===
0263,
3
===

 

{263,3}

ban jo kuchh ban sake javānī meñ
rāt to thoṛī hai bahut hai sāñg

1) whatever would be able to occur, let it occur, in youth/youthfulness
2) 'the night after all is brief, the show/play is long'

 

Notes:

sāñg : 'Imitation, acting, mimicry, disguise, impersonation; mockery, sham, farce; a play, representation; a scene, show; a part in a play, a character'. (Platts p.629)

S. R. Faruqi:

sāñg = spectacle, game

The idiomatic expression rāt thoṛī aur svāñg ( yā sāñg ) bahut is used when there would be a lot of work to be done and little time to do it in. Here Mir has made 'night' into a metaphor for youth, and the theme is outwardly moralistic-- that in youth whatever good work you can do, do it. (With regard to religion, youthful piety is particularly pleasing.)

But taking the fullest possible advantage of the idiom, by means of the word sāñg Mir has also suggested that he refers to the games and sports, the amusements, the pastimes and revelries and display of youth, not youthful piety and virtuous behavior.

A svāñg is a kind of show or dramatic play; the term is also used for a merely amusing spectacle. Thus Insha has said in a 'satire' on Mus'hafi:

svāñg nayā lāyā hai āj yih charḳh-e kuhan
laṛte huʾe āʾe haiñ muṣḥafī aur muṣḥafan

[today this ancient sky has brought a new drama--
they have come quarreling, the Writer and the Writeress!]

For the performance of a disguise artist [bahurūp] too, they say sāñg bharnā or sāñg karnā . In this regard, ban jo kuchh ban sake has acquired an additional pleasure-- that is, 'whatever disguise-artistry you can perform, perform it'.
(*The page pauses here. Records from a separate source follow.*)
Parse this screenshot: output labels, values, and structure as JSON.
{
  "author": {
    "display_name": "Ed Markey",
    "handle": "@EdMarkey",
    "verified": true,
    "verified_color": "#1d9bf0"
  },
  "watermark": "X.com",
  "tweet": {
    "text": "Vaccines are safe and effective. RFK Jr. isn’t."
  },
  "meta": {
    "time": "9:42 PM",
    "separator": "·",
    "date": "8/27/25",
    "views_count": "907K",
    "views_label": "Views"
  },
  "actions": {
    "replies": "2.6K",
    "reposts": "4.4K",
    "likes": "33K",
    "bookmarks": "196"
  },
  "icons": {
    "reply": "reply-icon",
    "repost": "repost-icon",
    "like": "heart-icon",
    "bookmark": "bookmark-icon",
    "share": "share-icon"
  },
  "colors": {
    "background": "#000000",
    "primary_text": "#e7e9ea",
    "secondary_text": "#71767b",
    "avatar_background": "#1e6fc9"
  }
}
[See also {558,2}; {1853x,3}.]

FWP:

SETS == IDIOMS
MOTIFS
NAMES
TERMS == SATIRE

There are two ways of reading the first line. The first is as a verse about youthfulness: 'While you're young, that's the best time to experiment and try things out, so don't waste your youth in prudence'. The second is as a verse about time: 'Hurry to do as much as you can at the first opportunity, because time will run out before you can do everything you want to do'. Either way, it's a potent 'Make hay while the sun shines' effect.
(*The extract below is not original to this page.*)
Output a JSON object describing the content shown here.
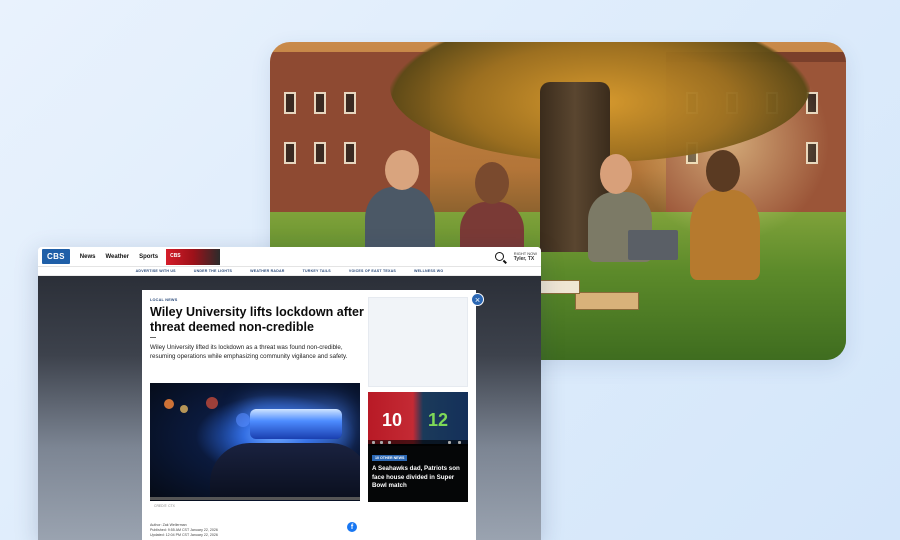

Then the second line-- how irresistibly, cleverly multivalent! Using a proverbial saying makes a particularly un-pin-downable 'A,B' effect. The punchy, popular-cultural word sāñg is of course required by the proverb (and also by the rhyme); but doesn't it then spread a kind of complex luster back over the first line? Is what young people do a 'mockery', a 'play', a 'farce', a 'scene' (see the definition above)? Is the speaker urging young peopleto get their youthful follies out of their system as quickly and completely as possible? Or does he enjoin them to be their best selves, and do their best work, before time runs out? Or perhaps it's a version of 'Ars longa vita brevis'. As so often, it's left to us to decide for ourselves.